Humane impulses Wright says that the different facets that nontraditional casting affords "Salesman" makes certain ideas pop out without changing the meaning of the play. "The play is chiefly about those people we discard...," says Wright. "It would have been fascinating to see Miller's production in China.... It's really a mythological play about someone who has to shout for attention." "Willy has bought wrongly into the American dream," says Winkler. "Salesman" director Sheldon Epps says: "Linda Loman speaks for the kind of values we should be looking for. The heart and soul of a man, rather than the appearance, are what make him a success.

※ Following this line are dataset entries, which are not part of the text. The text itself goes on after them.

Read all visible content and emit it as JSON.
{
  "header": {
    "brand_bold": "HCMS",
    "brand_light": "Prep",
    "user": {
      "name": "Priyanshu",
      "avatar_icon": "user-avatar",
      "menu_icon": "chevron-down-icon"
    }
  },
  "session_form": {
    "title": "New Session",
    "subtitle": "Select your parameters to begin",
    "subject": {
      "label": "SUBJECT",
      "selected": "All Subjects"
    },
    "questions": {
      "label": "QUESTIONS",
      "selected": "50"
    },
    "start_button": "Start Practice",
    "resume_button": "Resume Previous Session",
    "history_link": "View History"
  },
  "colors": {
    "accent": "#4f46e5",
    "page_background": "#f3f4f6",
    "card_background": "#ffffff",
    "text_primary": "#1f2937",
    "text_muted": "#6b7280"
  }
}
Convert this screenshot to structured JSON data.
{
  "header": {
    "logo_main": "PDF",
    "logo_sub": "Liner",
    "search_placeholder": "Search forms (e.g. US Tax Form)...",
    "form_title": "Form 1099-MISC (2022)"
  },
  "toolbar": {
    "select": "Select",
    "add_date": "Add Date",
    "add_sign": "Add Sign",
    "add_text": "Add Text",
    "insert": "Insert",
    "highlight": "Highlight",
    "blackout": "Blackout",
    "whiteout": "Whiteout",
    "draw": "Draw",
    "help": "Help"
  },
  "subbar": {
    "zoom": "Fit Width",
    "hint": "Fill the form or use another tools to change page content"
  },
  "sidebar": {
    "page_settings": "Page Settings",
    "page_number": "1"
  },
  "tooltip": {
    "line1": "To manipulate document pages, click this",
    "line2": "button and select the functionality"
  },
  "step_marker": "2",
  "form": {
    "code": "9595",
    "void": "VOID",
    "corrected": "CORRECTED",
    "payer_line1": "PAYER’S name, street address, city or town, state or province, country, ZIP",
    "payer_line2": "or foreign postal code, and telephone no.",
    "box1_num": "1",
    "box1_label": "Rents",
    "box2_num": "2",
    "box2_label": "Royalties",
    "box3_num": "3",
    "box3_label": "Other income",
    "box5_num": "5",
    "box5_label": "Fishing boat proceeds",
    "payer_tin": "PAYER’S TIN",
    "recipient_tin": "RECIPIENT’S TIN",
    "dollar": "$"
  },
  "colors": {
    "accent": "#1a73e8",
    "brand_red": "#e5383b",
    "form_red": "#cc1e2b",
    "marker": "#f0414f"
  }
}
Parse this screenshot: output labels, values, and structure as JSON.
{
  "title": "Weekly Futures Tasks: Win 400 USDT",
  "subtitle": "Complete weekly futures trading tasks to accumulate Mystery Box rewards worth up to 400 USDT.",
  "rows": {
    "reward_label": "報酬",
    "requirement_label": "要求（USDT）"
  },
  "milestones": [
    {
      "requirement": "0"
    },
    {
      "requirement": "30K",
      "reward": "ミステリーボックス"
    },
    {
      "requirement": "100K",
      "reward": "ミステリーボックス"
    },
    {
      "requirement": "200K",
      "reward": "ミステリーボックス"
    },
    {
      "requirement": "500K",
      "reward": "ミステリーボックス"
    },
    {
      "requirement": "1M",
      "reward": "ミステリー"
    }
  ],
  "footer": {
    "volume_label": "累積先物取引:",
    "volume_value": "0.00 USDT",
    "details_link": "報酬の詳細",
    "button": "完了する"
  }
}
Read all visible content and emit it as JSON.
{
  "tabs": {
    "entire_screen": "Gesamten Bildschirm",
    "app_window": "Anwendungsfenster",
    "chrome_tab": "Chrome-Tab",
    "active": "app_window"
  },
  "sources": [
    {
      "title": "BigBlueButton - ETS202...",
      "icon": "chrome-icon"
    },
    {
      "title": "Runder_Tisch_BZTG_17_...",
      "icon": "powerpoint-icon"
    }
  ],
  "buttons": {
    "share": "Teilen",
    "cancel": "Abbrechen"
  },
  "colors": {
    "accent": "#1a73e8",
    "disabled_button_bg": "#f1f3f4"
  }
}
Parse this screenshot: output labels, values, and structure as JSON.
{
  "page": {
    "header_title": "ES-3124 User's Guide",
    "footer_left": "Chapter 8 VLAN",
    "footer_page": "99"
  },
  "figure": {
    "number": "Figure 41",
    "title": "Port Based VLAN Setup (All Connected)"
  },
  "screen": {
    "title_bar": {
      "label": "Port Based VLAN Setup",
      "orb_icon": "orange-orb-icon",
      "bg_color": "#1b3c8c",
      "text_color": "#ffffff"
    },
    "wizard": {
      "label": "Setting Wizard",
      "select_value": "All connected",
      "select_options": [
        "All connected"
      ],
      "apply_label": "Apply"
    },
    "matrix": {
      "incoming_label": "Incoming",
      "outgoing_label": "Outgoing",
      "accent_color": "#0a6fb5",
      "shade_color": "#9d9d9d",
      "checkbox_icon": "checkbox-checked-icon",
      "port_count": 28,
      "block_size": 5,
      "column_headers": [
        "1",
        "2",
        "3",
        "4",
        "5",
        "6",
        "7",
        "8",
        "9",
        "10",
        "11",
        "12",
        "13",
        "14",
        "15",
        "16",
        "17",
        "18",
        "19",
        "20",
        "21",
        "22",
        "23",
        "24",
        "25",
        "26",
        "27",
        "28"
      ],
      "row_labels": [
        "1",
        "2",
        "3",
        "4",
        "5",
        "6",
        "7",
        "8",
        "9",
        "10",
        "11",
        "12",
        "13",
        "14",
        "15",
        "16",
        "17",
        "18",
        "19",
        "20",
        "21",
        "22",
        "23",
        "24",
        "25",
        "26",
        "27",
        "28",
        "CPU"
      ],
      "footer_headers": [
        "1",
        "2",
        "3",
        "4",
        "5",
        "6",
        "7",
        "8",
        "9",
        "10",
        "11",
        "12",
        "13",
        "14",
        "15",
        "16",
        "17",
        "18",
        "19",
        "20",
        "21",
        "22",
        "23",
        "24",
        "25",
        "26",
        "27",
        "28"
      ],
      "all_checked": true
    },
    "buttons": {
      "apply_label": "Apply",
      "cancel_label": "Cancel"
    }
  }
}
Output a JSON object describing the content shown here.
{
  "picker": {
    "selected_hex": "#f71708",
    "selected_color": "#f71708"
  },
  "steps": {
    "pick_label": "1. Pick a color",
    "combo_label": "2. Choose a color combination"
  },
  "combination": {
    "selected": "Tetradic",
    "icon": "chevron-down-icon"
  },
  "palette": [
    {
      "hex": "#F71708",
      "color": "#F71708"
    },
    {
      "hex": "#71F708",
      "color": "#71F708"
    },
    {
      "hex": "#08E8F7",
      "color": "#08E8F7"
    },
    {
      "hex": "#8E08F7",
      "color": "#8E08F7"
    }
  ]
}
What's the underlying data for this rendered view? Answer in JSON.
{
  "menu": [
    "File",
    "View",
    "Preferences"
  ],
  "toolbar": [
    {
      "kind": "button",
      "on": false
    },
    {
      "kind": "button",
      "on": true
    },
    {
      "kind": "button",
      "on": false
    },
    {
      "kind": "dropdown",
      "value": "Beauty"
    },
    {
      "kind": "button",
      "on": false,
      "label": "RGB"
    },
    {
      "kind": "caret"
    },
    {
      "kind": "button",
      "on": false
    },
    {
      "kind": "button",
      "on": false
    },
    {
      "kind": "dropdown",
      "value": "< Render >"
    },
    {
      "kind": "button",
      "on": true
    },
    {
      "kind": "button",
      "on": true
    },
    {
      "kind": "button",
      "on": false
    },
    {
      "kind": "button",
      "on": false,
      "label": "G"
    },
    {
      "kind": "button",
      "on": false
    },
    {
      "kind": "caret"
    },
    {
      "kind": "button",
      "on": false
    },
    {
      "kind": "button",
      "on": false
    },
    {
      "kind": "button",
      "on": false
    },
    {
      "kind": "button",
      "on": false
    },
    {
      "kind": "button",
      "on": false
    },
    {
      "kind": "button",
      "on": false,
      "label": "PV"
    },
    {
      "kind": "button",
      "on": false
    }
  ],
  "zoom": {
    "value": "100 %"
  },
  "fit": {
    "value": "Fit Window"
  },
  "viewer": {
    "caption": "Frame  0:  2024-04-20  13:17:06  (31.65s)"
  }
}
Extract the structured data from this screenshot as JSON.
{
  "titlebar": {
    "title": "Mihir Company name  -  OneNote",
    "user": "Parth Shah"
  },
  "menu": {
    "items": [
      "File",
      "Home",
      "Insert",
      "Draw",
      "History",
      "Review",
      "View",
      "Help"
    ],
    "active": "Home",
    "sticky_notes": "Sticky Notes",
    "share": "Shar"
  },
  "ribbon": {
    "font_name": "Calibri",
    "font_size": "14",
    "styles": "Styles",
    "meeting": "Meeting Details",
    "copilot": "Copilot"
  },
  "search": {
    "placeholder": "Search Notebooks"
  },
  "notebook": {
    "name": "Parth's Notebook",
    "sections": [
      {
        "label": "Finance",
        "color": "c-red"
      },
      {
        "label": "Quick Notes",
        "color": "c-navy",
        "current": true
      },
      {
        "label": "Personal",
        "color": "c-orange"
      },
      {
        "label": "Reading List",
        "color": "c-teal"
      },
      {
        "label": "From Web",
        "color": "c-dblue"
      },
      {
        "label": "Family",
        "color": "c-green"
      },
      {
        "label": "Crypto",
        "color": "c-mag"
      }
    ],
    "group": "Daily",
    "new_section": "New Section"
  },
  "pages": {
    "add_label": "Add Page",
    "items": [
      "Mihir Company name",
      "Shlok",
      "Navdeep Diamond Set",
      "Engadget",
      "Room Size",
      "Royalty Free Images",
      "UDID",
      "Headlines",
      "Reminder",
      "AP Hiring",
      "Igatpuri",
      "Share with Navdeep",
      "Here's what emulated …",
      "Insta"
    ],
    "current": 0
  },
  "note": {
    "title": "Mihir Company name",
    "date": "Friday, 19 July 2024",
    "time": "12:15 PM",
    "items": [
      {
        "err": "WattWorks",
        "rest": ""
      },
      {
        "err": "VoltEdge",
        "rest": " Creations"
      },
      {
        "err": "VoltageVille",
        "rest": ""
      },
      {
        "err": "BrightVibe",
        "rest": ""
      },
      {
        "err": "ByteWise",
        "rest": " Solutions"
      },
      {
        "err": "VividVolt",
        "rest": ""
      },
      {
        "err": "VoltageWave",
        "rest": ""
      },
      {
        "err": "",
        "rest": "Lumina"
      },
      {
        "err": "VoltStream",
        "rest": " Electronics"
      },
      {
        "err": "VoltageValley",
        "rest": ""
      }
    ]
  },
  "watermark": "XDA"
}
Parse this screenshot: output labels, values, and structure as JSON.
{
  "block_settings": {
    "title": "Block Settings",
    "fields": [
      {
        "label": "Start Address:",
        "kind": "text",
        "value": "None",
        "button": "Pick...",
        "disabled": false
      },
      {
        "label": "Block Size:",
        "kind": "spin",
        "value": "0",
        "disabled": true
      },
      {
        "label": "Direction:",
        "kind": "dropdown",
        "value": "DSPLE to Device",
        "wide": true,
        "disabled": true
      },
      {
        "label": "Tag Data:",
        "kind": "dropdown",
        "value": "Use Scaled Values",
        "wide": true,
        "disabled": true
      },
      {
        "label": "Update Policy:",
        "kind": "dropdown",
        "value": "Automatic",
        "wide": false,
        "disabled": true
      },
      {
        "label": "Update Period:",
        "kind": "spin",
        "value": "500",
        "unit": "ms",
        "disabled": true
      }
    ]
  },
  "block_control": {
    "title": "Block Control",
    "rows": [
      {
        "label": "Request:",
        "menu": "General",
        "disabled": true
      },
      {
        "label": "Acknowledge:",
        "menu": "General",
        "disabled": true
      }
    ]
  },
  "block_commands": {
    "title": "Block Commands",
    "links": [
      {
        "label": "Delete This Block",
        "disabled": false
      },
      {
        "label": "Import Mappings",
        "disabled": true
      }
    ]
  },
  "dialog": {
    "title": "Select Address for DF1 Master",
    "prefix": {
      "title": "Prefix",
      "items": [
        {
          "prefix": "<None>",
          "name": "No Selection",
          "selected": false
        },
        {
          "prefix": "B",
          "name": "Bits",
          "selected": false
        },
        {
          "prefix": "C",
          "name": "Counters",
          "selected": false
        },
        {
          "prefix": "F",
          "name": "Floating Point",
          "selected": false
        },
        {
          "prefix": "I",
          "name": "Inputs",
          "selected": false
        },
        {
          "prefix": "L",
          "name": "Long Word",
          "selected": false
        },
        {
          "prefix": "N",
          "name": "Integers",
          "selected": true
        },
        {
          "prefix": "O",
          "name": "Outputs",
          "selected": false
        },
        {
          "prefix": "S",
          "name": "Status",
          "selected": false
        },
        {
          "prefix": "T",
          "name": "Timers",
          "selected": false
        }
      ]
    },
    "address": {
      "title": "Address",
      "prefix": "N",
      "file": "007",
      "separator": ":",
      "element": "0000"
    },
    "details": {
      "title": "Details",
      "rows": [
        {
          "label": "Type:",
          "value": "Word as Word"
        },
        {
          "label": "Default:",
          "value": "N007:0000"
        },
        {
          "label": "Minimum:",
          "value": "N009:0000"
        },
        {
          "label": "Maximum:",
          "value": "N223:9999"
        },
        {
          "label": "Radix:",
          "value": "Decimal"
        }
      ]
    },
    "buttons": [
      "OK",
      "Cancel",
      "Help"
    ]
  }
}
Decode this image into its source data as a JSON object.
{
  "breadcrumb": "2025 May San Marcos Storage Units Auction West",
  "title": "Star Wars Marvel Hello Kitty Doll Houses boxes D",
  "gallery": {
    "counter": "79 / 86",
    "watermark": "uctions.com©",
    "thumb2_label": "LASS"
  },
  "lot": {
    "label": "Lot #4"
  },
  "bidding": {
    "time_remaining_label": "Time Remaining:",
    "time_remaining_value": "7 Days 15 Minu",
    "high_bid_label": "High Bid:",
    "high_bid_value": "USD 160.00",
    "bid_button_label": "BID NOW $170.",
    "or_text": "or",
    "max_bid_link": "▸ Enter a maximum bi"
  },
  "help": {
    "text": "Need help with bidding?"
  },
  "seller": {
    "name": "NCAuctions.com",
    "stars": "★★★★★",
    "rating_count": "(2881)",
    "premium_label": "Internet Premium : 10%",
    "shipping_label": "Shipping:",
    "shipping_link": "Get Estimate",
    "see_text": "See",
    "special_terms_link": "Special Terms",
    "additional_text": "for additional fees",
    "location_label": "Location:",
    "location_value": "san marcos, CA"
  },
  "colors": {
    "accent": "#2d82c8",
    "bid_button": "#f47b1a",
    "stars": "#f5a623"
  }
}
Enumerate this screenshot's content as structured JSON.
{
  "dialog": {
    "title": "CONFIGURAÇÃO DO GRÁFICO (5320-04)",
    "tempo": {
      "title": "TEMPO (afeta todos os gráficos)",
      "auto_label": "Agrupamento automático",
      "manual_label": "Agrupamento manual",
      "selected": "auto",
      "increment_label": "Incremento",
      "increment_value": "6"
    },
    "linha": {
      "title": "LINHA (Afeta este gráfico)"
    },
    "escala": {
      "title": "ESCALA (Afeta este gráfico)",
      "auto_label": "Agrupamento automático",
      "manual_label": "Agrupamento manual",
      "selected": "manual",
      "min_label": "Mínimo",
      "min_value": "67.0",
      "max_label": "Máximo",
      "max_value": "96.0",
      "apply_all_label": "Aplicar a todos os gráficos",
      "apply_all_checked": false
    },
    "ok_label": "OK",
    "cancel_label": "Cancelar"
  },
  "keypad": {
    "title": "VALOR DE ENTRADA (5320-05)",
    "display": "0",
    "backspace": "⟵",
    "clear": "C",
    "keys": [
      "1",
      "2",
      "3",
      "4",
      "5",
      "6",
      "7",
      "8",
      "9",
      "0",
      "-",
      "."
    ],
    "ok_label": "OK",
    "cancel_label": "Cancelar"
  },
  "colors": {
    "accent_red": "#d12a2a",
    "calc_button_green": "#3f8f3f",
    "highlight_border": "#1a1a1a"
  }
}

One should be given respect for the kind of person one is, rather than what one can achieve in a material way. "I have seen nontraditional casting take plays in a direction not intended by the playwright, and it can be confusing," Mr. Epps says. "But in this play the ideas resonate more clearly because the Loman family is black." Nontraditional casting in "Salesman" deepens the play because our expectations are jolted. The warmth of this production helps us to understand how wrong Willy was and how defeating materialism is. The deeply humane impulse at work at the Guthrie fosters not only an expanded and intelligent use of nontraditional casting, but also a philosophy like Epp's toward the purpose of the theater: "One of the joys in the theater is that it is a place to celebrate the human spirit. It does this in two ways. First, it can be a place to discover the boundless possibilities of the spirit. And second, the theater can be a place to warn us of the tragedy when that spirit is constantly defeated and denied." * The Guthrie's current season concludes Sept. 8.